1) I doubt 50% was a scientific measurement, but a ball-park figure. 4 SPU's is hald the cores in Cell, hence 'half the power'.
2) How do you come to 70% figure after graphics, and OS work would take up 20%? The article sayeth 50% after graphics is left for non graphics stuff, and you seem to think that 70% of processing power after graphics should be available for non-graphics stuff. I can't see how you get to that figure.
There's no structured division of resources. One game might use 20% for graphics and 80% physics + stuff. Another might throw most of the processor into graphics, with less complex AI and physics (eg. flight sim) in which case 80% might be used on graphics and 20% non-graphics. This EA statement is only giving an example of one game. In this case they have produced their graphics and can't do any more graphics work because the GPU has reached it's fillrate limit. 4 cores are still unused at this point so they can be used for other stuff.
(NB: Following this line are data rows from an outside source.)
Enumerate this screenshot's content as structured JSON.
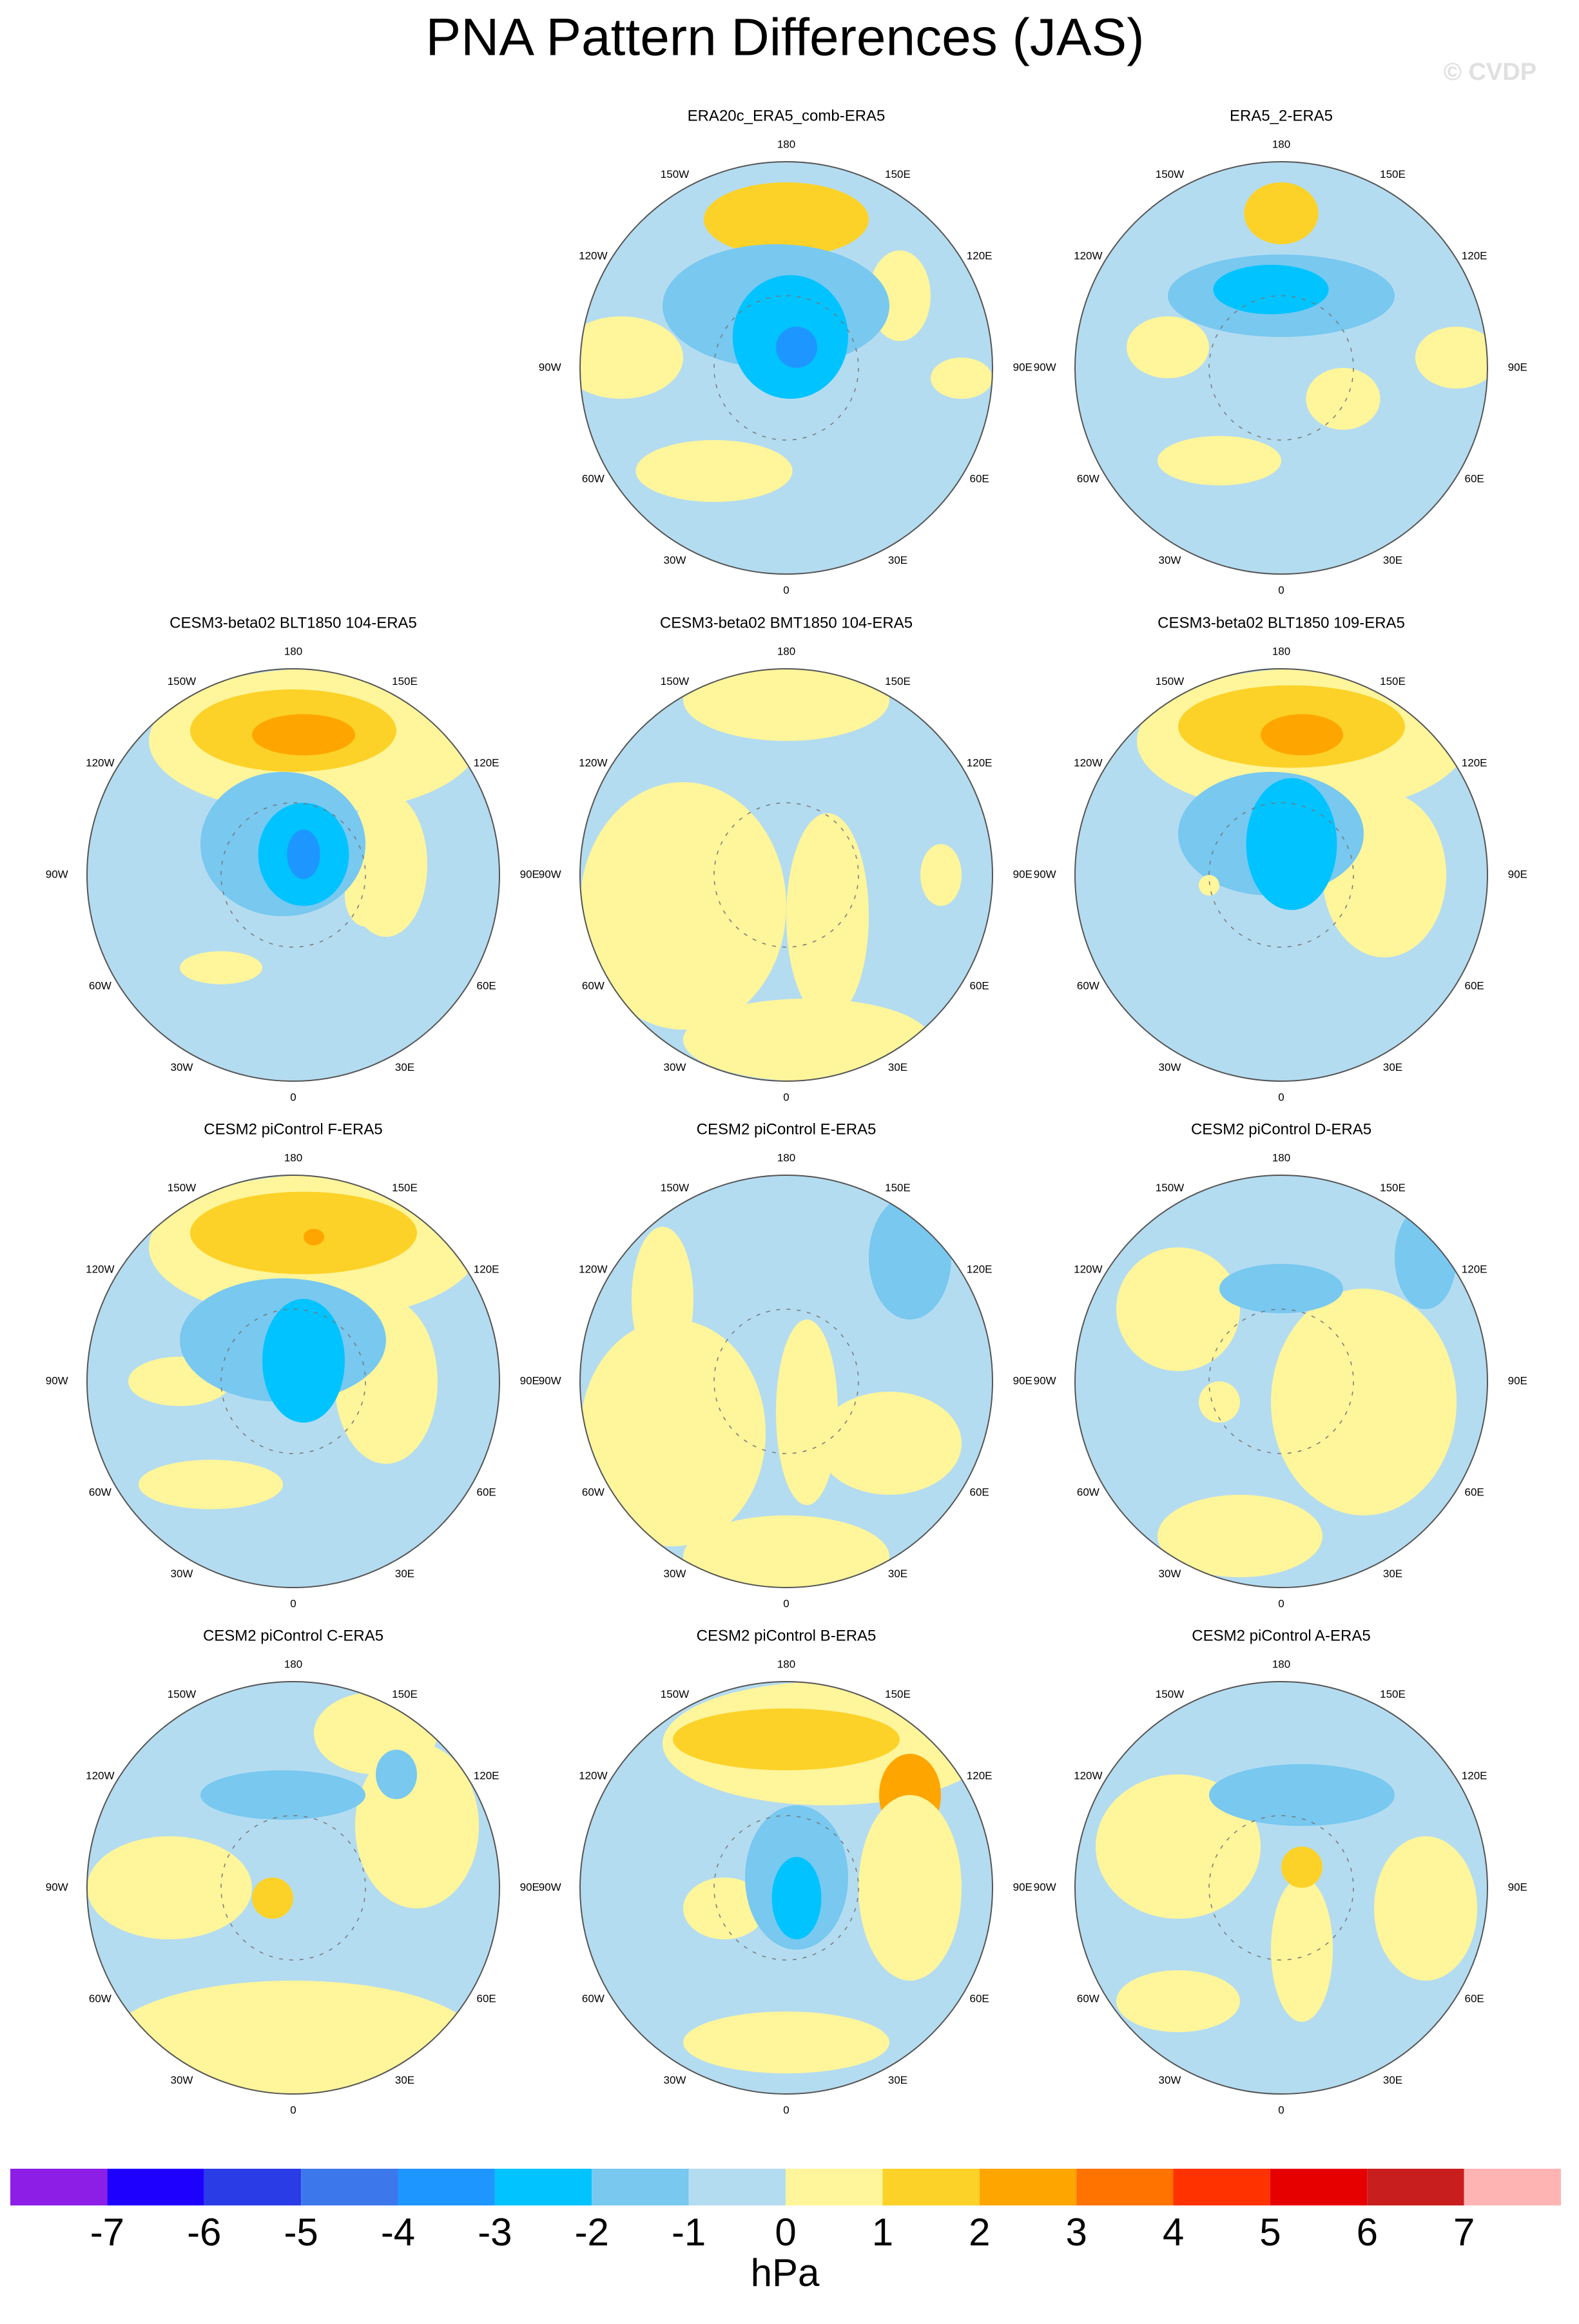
{
  "title": "PNA Pattern Differences (JAS)",
  "watermark": "© CVDP",
  "panels": [
    {
      "title": "ERA20c_ERA5_comb-ERA5"
    },
    {
      "title": "ERA5_2-ERA5"
    },
    {
      "title": "CESM3-beta02 BLT1850 104-ERA5"
    },
    {
      "title": "CESM3-beta02 BMT1850 104-ERA5"
    },
    {
      "title": "CESM3-beta02 BLT1850 109-ERA5"
    },
    {
      "title": "CESM2 piControl F-ERA5"
    },
    {
      "title": "CESM2 piControl E-ERA5"
    },
    {
      "title": "CESM2 piControl D-ERA5"
    },
    {
      "title": "CESM2 piControl C-ERA5"
    },
    {
      "title": "CESM2 piControl B-ERA5"
    },
    {
      "title": "CESM2 piControl A-ERA5"
    }
  ],
  "longitude_labels": [
    "180",
    "150E",
    "120E",
    "90E",
    "60E",
    "30E",
    "0",
    "30W",
    "60W",
    "90W",
    "120W",
    "150W"
  ],
  "colorbar": {
    "ticks": [
      -7,
      -6,
      -5,
      -4,
      -3,
      -2,
      -1,
      0,
      1,
      2,
      3,
      4,
      5,
      6,
      7
    ],
    "colors": [
      "#8c1ee6",
      "#1e00ff",
      "#2a3ce6",
      "#3c78eb",
      "#1e96ff",
      "#00c3ff",
      "#78c8f0",
      "#b4dcf0",
      "#fff59b",
      "#fcd228",
      "#ffa500",
      "#ff7300",
      "#ff3200",
      "#e60000",
      "#c81e1e",
      "#ffb4b4"
    ],
    "label": "hPa"
  }
}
That's it. There's no system-wide performance considerations that can be rationally gleaned from this. We've no idea how efficiently they're using fill-rate or how they're using the Cell for graphics. Could well be another game uses 80% Cell for graphics without ever hitting the fillrate limit. And there's no reason to think if OS work were running in the background it'd consume 20% of resources. And there's no evidence what sort of OS/non-gaming functionality might be running either.